Die taz bezeichnete Broder ungenügend als den Dieter Bohlen des Feuilleton. Was natürlich viel zu wenig ist! Aber was könnte mehr sein? Mal sehen wer dieser listige kleine, alte Mann eigentlich ist?
Ich habe ein paar Biographien gelesen und zusammengefasst finde ich folgende erfundene Vorstellung, nach tatsächlichen Fakten sehr treffend für eine vergleichende Beschreibung:
Stellen Sie sich vor: Wir stehen in einer Seitenstraße der Reeperbahn. Es ist ein trister Septembernachmittag Anfang der siebziger Jahre. Es regnet. In der Straße ist ein kleines Geschäft zu sehen. Man kann dort nichts kaufen. Es ist das Redaktionsbüro der St.-Pauli-Nachrichten. Hinter der Fensterscheibe sieht man zwei junge Männer, die sich an zwei Schreibtischen gegenüber sitzen. Der Raum ist voll gestapelt mit Papier, Magazinen und behangen mit fragwürdigen Plakaten von hübschen, sehr nackten Frauen, sowie einigen, handgeschrieben linken Parolen. Es stehen zwei vergammelte Büropflanzen rum, wovon die eine es geschafft hat, ihr altes, einziges ehemals grünes Blatt neugierig über den Grauschleier der ewigen Nikotinrauchwolke zu recken. Die beiden Männer sind Stefan Aust, der später der Chefredakteur des Spiegels wird, der andere ist Hendryk M. Broder, der begnadeter Selbstdarsteller wird, damals vielleicht schon ist. Ein dritter Mann steht im Hintergrund, es ist Günter Wallraff. Die inhaltliche Mischung des Magazins ist ebenso krude, wie die verschiedenen vorgezeichneten Lebenswege der drei Männer: Pornographische Bilder von Hausfrauen, Kontaktanzeigen deren Wortwahl für lebenslange Beleidigungen reichen und längere, politisch motivierte Texte.

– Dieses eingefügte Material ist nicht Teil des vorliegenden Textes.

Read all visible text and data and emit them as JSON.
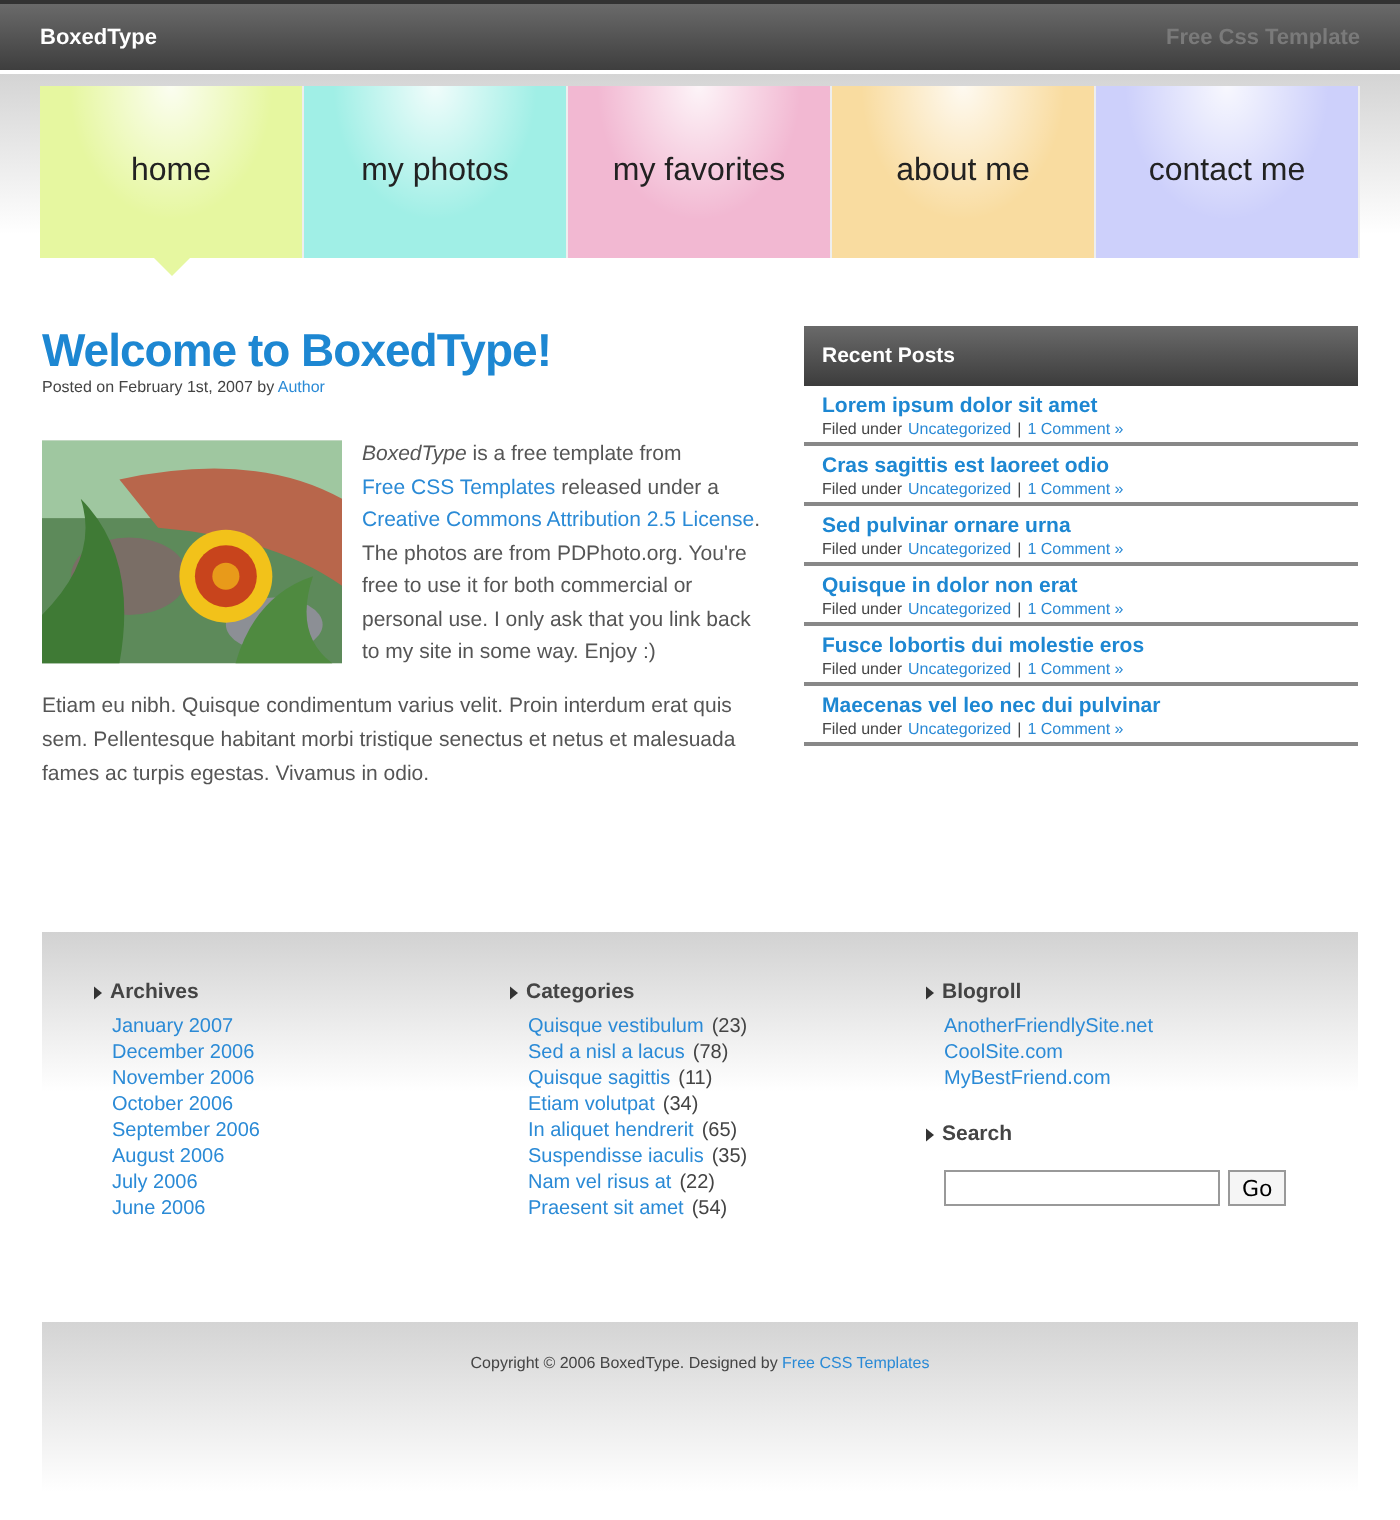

Pornographie scheint neben all‘ den politischen Themen, die Broder so trefflich hinterfragt und kommentiert, ein persönliches Steckenpferd zu sein. Wer mehr darüber wissen möchte, sollte sich auf Flohmärkten, alte (Musik)-zeitschriften wie die „Song“ kaufen. Broder’s linke Haltung und geifernde Erotik waren dort Tagesordnung.
Einmal leicht pornographisch, unschuldig, gestaltete sich auch eine Folge der deutschen Roadmovie-Satiresendung „Entweder Broder – Die Deutschland Safari“, einer mehrfach ausgezeichneten TV-Sendung, die häufig auf den ARD Spartenkanälen zu sehen ist. Man sieht dort Herrn Broder, der die wichtigen Weltthemen für eine schöne Frau (Indira Superstar) gerne mal beiseite rückt und sich auf ihre beiden „Hauptargumente“ konzentriert. Normaler Weise sitzt Hamed Abdel-Samad neben Broder. Abdel-Samad als Sideman zu besetzen ist eine grandiose redaktionelle Leistung. Der deutsch-ägyptische Politologe, Historiker und Autor hat genügend Humor, um die ewig anspruchsvollen Äußerungen von Broder zu verstehen oder sie klein zu halten, bevor es peinlich wird. In einem alten, mit vielen Parolen und Selbstbildnissen (im wahrsten Sinne des Wortes) lackierten alten Volvo reisen die beiden quer durch Deutschland. Dabei besuchen sie politisch motivierte Hinterzimmer-Veranstaltungen, Kongresse und führen Interviews mit Menschen, die in irgendeiner Weise einen Bezug zu den Themen Amerika, Religion, Integration, Verschwörungstheorien, Politik oder Rassismus haben.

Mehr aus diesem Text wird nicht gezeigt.